The Massachusetts Digital Games Institute announced that Boston-based independent educational game development studio Little Worlds Interactive has won the overall Grand Prize and the Serious Game Prototype category awards in its third annual MassDiGI Game Challenge for The Counting Kingdom. The Counting Kingdom encourages players ages 7+ to practice their math skills in a playful and engaging way. The Counting Kingdom has the distinct honor of being the first serious or educational game to win the MassDiGI Game Challenge Grand Prize.
"We are so excited to be heading home with the Grand Prize and category honors," said Jenna Hoffstein, founder of Little Worlds Interactive. "MassDiGI did an amazing job organizing the event and bringing so many great developers, mentors and speakers together. The feedback and experience I received during the Game Challenge was extremely valuable, and I'd highly recommend it to anyone who is making a game and wants it to succeed."
The MassDiGI Game Challenge helps indie, start-up and student game development entrepreneurs hone their ideas and products for launch. This year 45 teams of indie game developers and students from around the northeast competed in front of a full-house on March 7 and 8 at the Microsoft New England Research and Development Center. The event showcases for the growing game industry cluster in the region. A cadre of video game industry veterans served as judges for this year's competition.
As the Grand Prize and Serious Game Prototype winner, Little Worlds Interactive receives $2,250, a legal services package from Greenberg Traurig, customized mentoring and public relations/marketing packages, a slot at MassDiGI’s PAX East demo table, a Wacom tablet from Great Eastern Technology, a Creative Cloud license from Adobe, games from Ubisoft and Dejobaan. Other top Boston-area winners include Chris Chung for Catlateral Damage (a fun, first-person cat simulator) which won the People’s Choice award and Indie Entertainment Game Prototype category honors.
Winning the inaugural High School category was a team of students from Millbury Memorial High School with Wasteland Trials.
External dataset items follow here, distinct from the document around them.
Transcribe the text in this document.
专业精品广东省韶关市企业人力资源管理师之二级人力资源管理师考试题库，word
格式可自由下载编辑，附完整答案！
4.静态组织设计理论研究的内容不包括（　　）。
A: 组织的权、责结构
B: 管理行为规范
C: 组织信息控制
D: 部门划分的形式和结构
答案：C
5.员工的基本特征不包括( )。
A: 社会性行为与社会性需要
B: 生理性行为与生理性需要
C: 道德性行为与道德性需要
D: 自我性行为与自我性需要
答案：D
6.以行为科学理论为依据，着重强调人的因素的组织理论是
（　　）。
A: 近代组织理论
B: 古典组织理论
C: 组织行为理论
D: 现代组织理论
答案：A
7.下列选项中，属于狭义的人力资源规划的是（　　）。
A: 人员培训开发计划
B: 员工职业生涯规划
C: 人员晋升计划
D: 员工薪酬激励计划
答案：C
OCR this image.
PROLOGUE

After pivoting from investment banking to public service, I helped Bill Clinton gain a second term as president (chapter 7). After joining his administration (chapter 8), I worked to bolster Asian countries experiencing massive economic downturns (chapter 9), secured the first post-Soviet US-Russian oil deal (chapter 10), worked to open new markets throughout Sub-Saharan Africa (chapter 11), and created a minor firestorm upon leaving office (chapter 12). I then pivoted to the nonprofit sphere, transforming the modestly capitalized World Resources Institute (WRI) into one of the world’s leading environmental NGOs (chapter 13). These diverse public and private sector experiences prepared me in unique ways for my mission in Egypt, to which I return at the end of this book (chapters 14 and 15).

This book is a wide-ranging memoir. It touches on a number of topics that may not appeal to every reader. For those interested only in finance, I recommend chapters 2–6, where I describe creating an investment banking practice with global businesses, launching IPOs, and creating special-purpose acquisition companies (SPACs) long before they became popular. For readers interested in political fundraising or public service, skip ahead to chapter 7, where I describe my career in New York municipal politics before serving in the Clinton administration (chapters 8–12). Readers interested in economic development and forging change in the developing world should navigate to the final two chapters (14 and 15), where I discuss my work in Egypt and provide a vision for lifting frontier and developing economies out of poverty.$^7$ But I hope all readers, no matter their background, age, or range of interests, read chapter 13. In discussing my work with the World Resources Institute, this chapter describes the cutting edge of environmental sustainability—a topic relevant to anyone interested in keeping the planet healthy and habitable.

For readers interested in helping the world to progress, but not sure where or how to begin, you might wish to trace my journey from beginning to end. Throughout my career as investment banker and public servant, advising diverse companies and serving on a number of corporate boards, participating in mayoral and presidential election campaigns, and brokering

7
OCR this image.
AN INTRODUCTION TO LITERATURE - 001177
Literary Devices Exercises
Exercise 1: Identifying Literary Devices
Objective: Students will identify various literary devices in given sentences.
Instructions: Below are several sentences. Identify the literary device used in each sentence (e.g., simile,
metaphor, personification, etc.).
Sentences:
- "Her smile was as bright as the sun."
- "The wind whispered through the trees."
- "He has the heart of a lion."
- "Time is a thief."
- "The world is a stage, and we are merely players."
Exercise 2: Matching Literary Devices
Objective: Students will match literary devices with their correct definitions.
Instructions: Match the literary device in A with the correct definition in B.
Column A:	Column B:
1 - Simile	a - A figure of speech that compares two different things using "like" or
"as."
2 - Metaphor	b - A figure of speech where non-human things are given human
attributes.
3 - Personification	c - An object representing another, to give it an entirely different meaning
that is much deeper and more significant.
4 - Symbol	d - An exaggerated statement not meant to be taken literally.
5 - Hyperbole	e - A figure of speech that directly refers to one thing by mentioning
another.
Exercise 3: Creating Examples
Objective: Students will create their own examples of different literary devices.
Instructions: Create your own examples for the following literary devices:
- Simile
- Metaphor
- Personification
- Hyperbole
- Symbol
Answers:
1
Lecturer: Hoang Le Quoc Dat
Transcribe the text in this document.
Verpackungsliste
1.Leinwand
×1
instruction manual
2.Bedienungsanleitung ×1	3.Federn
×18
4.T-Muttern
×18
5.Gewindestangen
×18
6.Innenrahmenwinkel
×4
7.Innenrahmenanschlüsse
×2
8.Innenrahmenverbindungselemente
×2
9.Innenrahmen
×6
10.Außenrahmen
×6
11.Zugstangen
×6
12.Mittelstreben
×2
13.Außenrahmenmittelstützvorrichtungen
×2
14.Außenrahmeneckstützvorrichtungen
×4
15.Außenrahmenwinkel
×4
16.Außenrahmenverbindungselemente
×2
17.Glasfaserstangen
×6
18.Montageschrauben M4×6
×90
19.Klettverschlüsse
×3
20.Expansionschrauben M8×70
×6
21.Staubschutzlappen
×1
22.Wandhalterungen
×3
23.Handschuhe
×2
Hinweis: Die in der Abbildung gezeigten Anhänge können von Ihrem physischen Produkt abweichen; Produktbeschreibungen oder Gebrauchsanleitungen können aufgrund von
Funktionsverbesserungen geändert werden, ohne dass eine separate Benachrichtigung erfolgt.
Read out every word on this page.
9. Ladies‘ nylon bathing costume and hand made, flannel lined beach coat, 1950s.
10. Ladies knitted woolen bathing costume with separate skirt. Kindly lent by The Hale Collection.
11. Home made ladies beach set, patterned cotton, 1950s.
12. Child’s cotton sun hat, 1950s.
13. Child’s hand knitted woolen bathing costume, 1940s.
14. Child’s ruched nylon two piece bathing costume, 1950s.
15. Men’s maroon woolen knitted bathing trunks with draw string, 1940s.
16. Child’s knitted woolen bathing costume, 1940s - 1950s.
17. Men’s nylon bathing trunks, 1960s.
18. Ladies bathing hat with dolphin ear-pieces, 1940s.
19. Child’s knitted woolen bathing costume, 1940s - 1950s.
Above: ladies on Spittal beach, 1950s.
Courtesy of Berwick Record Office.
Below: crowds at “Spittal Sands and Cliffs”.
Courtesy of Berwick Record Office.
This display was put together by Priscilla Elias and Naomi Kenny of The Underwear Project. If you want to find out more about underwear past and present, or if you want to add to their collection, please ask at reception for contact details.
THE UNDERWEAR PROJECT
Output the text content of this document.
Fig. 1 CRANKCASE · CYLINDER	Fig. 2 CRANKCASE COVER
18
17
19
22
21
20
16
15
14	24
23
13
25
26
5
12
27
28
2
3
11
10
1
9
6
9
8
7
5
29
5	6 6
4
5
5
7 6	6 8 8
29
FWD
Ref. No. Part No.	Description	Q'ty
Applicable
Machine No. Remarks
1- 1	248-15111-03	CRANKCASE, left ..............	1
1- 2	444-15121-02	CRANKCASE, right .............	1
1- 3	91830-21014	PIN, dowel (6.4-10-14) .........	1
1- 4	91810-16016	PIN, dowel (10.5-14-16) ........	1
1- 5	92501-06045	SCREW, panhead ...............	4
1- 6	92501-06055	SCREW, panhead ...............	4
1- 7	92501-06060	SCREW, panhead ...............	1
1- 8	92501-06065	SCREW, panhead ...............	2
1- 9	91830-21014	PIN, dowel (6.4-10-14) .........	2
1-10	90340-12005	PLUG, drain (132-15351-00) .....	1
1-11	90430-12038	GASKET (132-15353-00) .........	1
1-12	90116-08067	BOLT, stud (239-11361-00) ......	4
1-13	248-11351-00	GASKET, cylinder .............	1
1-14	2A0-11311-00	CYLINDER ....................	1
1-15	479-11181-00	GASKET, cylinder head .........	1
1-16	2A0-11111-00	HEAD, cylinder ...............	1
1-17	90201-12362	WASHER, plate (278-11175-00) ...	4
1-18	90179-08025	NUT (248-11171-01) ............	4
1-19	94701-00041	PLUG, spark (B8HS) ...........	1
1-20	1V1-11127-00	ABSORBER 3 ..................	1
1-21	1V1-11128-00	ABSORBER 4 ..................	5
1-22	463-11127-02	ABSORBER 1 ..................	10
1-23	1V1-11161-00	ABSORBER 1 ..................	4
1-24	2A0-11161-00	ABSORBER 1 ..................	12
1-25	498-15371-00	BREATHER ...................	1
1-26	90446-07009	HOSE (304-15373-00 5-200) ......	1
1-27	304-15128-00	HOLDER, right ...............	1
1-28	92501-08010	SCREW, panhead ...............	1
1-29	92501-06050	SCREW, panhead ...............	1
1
Runner-up in that category was a team from Newton South High School with Wonderful Nightmares. 80HD Games, a student start-up from Becker College, won the College Entertainment Game Prototype category for its reverse tower defense game, Bümbardia. This is the second time in three years that 80HD Games has won that category.
Serious Game Concept, Indie Entertainment Concept and College Entertainment Concept category-winning awards went to Giant Otter Technologies for Bread and Roses, Stimpaq Studios for Virtuoso Vengeance and Becker’s Spaghetti Flavored Cake for String Theory.
Indie runners-up went to Now and Zen Studios for Big Bat Baseball, Golden Hammer Software for Big Mountain Snowboarding 2, Spherical Cow Games for Stickman: The Dungeons of Math and PBn’ Games for Zeebi Zoo.
An Indie honorable mention went to Subaltern Games for No Pineapple Left Behind.
College runners-up went to Mustachio Games, a team of Binghamton and Northeastern University students, for Red Survivor and Double Trouble, a team of Becker students, for Duo. College honorable mentions went to teams from Champlain College, Becker and Worcester Polytechnic Institute.
All MassDiGI Game Challenge game concepts are also eligible for inclusion in the 2014 MassDiGI Summer Innovation Program, a $20,000 value, to help develop their game for launch.
Applications for the 2014 MassDiGI Summer Innovation Program are open now at www.massdigi.org. The deadline for applications is March 21.
The 2014 MassDiGI Game Challenge was made possible through the support of sponsors including Microsoft, GSN Games, MassTech Collaborative’s Innovation Institute, Greenberg Traurig, Muzzy Lane Software, Becker College, Morse, Barnes-Brown & Pendleton, Adyen; FableVision, Ubisoft Montreal; Dejobaan Games, RockStar New England, Execution Labs, PAX East, Wacom, Great Eastern Technology, Adobe and the ESA Foundation.